I used to stand tall as if my cemented skin could shelter anyone who passed by.
I believed so passionately that the warmth of my heart could feed hungry mouths and my tears would quench people’s thirst.
I also thought that if I made a home out of my body, people would find comfort in my presence.
The windowpanes of my eyes called to those to make themselves at home, so they did.
Soul by soul travelling through any entrance they could find, whether they boarded my thoughts or became musicians with the instruments of my emotions.
This was my purpose, to be a safe place, to be a shelter, for someone to call me home, and I loved it.
Each tenant acted as a piece of furniture, a vase, a portrait, curtains anything that would make me whole.
Anything that made it appear as though someone lived here.
Whether my guests were permanent or temporary I remained a dehumanized house. Until the day the vase smashed, the portrait shredded and the curtains fell to reveal no one lived here.
From there it began. Chains tugged on my tongue stunting the growth of the rose that should have blossomed in that vase.
Scratches bury themselves in the smile of the woman in the portrait. The curtain rail snapped in two from the weight of the burdening curtains. Then I heard a noise, so I grabbed the closest weapon and traced the damage, tallying the things they had stolen.
Beauty. Happiness. Strength.
The smashed vase meant that my beauty could no longer be determined by the growth of that beautiful rose. I need that rose.
The cracked smile can no longer frame as my smile, for that portrait reflected onto the crevasses of my lips and made people feel welcome. I need that smile.
Those curtains hid the void, no one knew emptiness is what made me whole until the weight got too much and my strength snapped. I need those curtains.
Another noise. Who dare strip me bare and reveal my flaws to the world. Anger pulsated through my veins, screaming into my blood raising my weapon to the silhouette that stood before me.
I was armed, ready to take on whatever had stolen my facade.

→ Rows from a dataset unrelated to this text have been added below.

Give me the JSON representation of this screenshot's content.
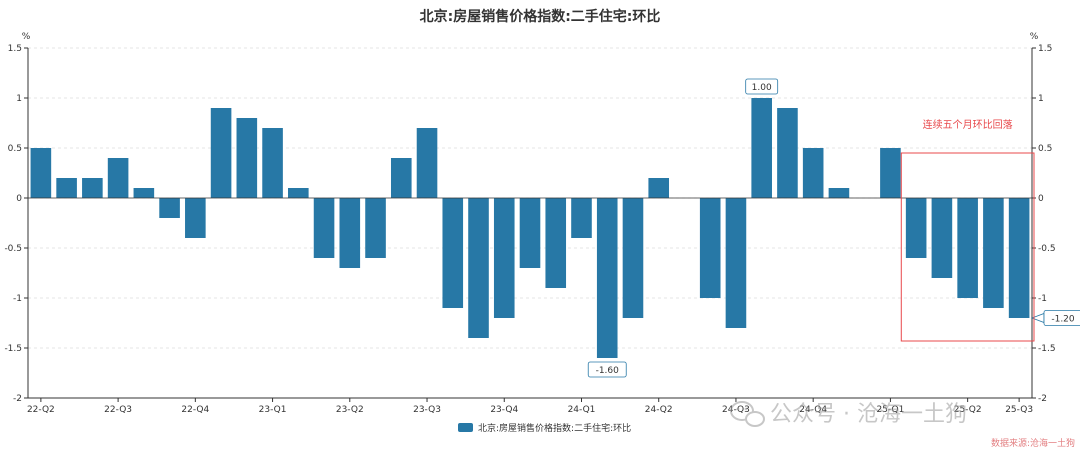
{
  "chart_data": {
    "type": "bar",
    "title": "北京:房屋销售价格指数:二手住宅:环比",
    "y_unit_left": "%",
    "y_unit_right": "%",
    "ylim": [
      -2,
      1.5
    ],
    "y_ticks": [
      1.5,
      1,
      0.5,
      0,
      -0.5,
      -1,
      -1.5,
      -2
    ],
    "y_tick_labels": [
      "1.5",
      "1",
      "0.5",
      "0",
      "-0.5",
      "-1",
      "-1.5",
      "-2"
    ],
    "grid": true,
    "legend_position": "bottom-center",
    "series": [
      {
        "name": "北京:房屋销售价格指数:二手住宅:环比",
        "color": "#2778a6",
        "values": [
          0.5,
          0.2,
          0.2,
          0.4,
          0.1,
          -0.2,
          -0.4,
          0.9,
          0.8,
          0.7,
          0.1,
          -0.6,
          -0.7,
          -0.6,
          0.4,
          0.7,
          -1.1,
          -1.4,
          -1.2,
          -0.7,
          -0.9,
          -0.4,
          -1.6,
          -1.2,
          0.2,
          0.0,
          -1.0,
          -1.3,
          1.0,
          0.9,
          0.5,
          0.1,
          0.0,
          0.5,
          -0.6,
          -0.8,
          -1.0,
          -1.1,
          -1.2
        ]
      }
    ],
    "x_tick_labels": [
      {
        "index": 0,
        "label": "22-Q2"
      },
      {
        "index": 3,
        "label": "22-Q3"
      },
      {
        "index": 6,
        "label": "22-Q4"
      },
      {
        "index": 9,
        "label": "23-Q1"
      },
      {
        "index": 12,
        "label": "23-Q2"
      },
      {
        "index": 15,
        "label": "23-Q3"
      },
      {
        "index": 18,
        "label": "23-Q4"
      },
      {
        "index": 21,
        "label": "24-Q1"
      },
      {
        "index": 24,
        "label": "24-Q2"
      },
      {
        "index": 27,
        "label": "24-Q3"
      },
      {
        "index": 30,
        "label": "24-Q4"
      },
      {
        "index": 33,
        "label": "25-Q1"
      },
      {
        "index": 36,
        "label": "25-Q2"
      },
      {
        "index": 38,
        "label": "25-Q3"
      }
    ],
    "data_labels": [
      {
        "index": 28,
        "text": "1.00",
        "position": "top"
      },
      {
        "index": 22,
        "text": "-1.60",
        "position": "bottom"
      },
      {
        "index": 38,
        "text": "-1.20",
        "position": "right"
      }
    ],
    "annotation": {
      "text": "连续五个月环比回落",
      "color": "#e8484b",
      "from_index": 34,
      "to_index": 38
    }
  },
  "watermark": {
    "text": "公众号 · 沧海一土狗",
    "source": "数据来源:沧海一土狗"
  }
}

Footsteps began to taunt my frustration. Whispers began to torment my intelligence.
Until it finally revealed itself, making such a subtle entrance that it caused sweat to engulf my palms.

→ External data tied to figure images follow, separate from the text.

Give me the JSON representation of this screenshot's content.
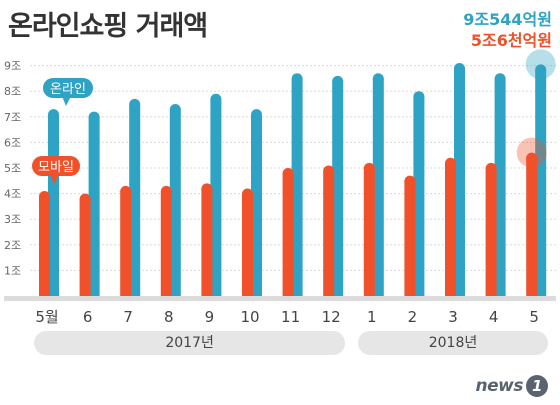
{
  "chart_data": {
    "type": "bar",
    "title": "온라인쇼핑 거래액",
    "categories": [
      "5월",
      "6",
      "7",
      "8",
      "9",
      "10",
      "11",
      "12",
      "1",
      "2",
      "3",
      "4",
      "5"
    ],
    "year_groups": [
      {
        "label": "2017년",
        "start": 0,
        "end": 7
      },
      {
        "label": "2018년",
        "start": 8,
        "end": 12
      }
    ],
    "y_ticks": [
      "1조",
      "2조",
      "3조",
      "4조",
      "5조",
      "6조",
      "7조",
      "8조",
      "9조"
    ],
    "ylim": [
      0,
      9.5
    ],
    "grid": true,
    "series": [
      {
        "name": "온라인",
        "color": "#2fa3c4",
        "values": [
          7.3,
          7.2,
          7.7,
          7.5,
          7.9,
          7.3,
          8.7,
          8.6,
          8.7,
          8.0,
          9.1,
          8.7,
          9.05
        ]
      },
      {
        "name": "모바일",
        "color": "#f0512a",
        "values": [
          4.1,
          4.0,
          4.3,
          4.3,
          4.4,
          4.2,
          5.0,
          5.1,
          5.2,
          4.7,
          5.4,
          5.2,
          5.6
        ]
      }
    ],
    "annotations": {
      "online_total": "9조544억원",
      "mobile_total": "5조6천억원"
    }
  },
  "brand": {
    "name": "news",
    "mark": "1"
  }
}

A stutter to sit on the edge of my tongue and a tornado of panic to further demolish what could have been beautiful, happy and strong.
It came closer, deeper into my existence. Breathing down my neck, circling me, chanting omens, incarcerating my thoughts and montaging my nightmares before my eyes.
But then something connected in the core of my adrenalin, and I remembered I still had the weapon.
Anxiety vanished as soon as it saw cradled in my hand was a pen.